In 1597, Lady Mary Percy’s Monastery of the Glorious Assumption of Our Blessed Lady became the first English convent founded in Brussels: it marked the re-establishment of monasticism for English women, and initiated a process which was to be followed by other establishments across Flanders and France. By 1675 there were fifteen enclosed English convents in Flanders alone and by the end of the century, more than thirteen hundred women had been professed there.

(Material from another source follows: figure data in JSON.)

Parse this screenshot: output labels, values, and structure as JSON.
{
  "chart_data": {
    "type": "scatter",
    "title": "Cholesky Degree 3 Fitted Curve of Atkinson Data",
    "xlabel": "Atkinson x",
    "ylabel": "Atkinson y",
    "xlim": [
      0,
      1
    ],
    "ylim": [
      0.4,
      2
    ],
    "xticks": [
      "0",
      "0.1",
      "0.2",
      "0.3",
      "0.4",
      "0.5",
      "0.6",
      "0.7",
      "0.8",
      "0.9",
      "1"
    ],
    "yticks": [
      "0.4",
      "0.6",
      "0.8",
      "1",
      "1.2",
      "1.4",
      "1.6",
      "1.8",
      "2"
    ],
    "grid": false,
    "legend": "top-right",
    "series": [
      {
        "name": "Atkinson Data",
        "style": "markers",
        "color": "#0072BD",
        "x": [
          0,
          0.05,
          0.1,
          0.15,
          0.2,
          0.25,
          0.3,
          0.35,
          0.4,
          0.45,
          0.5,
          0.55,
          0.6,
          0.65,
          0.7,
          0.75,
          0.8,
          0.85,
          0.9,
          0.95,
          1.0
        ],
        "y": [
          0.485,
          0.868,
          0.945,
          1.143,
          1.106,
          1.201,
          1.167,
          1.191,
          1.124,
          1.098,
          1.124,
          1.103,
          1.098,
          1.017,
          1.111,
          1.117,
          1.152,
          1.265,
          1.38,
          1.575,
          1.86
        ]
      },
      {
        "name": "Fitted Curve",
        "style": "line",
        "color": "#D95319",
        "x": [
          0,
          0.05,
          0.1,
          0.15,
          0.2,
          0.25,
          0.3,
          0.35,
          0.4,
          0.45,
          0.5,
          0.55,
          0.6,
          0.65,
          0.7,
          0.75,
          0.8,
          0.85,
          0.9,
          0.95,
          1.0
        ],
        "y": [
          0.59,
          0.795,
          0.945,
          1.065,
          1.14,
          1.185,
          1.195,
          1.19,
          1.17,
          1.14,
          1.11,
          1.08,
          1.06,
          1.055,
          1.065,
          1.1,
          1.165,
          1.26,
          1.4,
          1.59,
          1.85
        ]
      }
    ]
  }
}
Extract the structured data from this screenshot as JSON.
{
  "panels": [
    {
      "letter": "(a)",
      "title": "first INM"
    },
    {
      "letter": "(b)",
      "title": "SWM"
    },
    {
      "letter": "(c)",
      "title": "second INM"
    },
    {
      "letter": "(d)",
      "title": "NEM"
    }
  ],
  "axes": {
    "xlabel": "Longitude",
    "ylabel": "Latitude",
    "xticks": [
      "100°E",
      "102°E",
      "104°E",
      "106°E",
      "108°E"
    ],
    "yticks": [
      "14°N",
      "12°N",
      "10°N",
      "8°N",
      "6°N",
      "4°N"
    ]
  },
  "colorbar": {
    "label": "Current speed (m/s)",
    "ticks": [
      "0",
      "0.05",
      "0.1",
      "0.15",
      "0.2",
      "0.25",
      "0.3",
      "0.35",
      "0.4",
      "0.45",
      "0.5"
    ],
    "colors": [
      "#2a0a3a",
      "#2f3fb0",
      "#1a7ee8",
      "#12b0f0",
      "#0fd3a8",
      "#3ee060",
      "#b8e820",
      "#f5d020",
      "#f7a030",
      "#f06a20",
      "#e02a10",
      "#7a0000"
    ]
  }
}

Lady Mary was the youngest daughter of Thomas Percy, seventh earl of Northumberland, and Anne Somerset, daughter of the Earl of Worcester. After the earl's execution at Tyburn on 22nd August 1572, as a result of his involvement in the Northern Rebellion [1569], his wife fled abroad, remaining in Flanders as a pensioner of the King of Spain. Mary was educated in a succession of Belgian and French convents before returning to England at some time, for we find her living with one of her sisters, Lady Elisabeth Woodroffe, who had conformed to Protestantism, and here Mary suffered imprisonment for her religion. She finally settled in Brussels in the mid-1590s. Having decided to become a religious, Mary first tested the conventual life with the Augustinian Canonesses in Brussels and Louvain (the latter a house with many English members), but never made vows in either. However, these were not English convents and it was at this time she determined to establish a monastery specifically for Englishwomen.
Although not professed as a nun until 1600, she was persuaded by an English Jesuit, Fr. William Holt, to join with Dorothy and Gertrude Arundell to found the convent in Brussels dedicated to the Glorious Assumption of Our Blessed Lady. She told Fr. Holt:
Henceforth I promise to devout my fortune and all that I possess
towards founding a Benedictine monastery beyond the seas
where English hearts and voices shall join together in singing the
praises of God and praying for our unhappy country.
This foundation would follow the Rule of St Benedict, which, in the words of Abbess Neville, ‘had heertofore, most flourished, in that now hereticall kingdome’.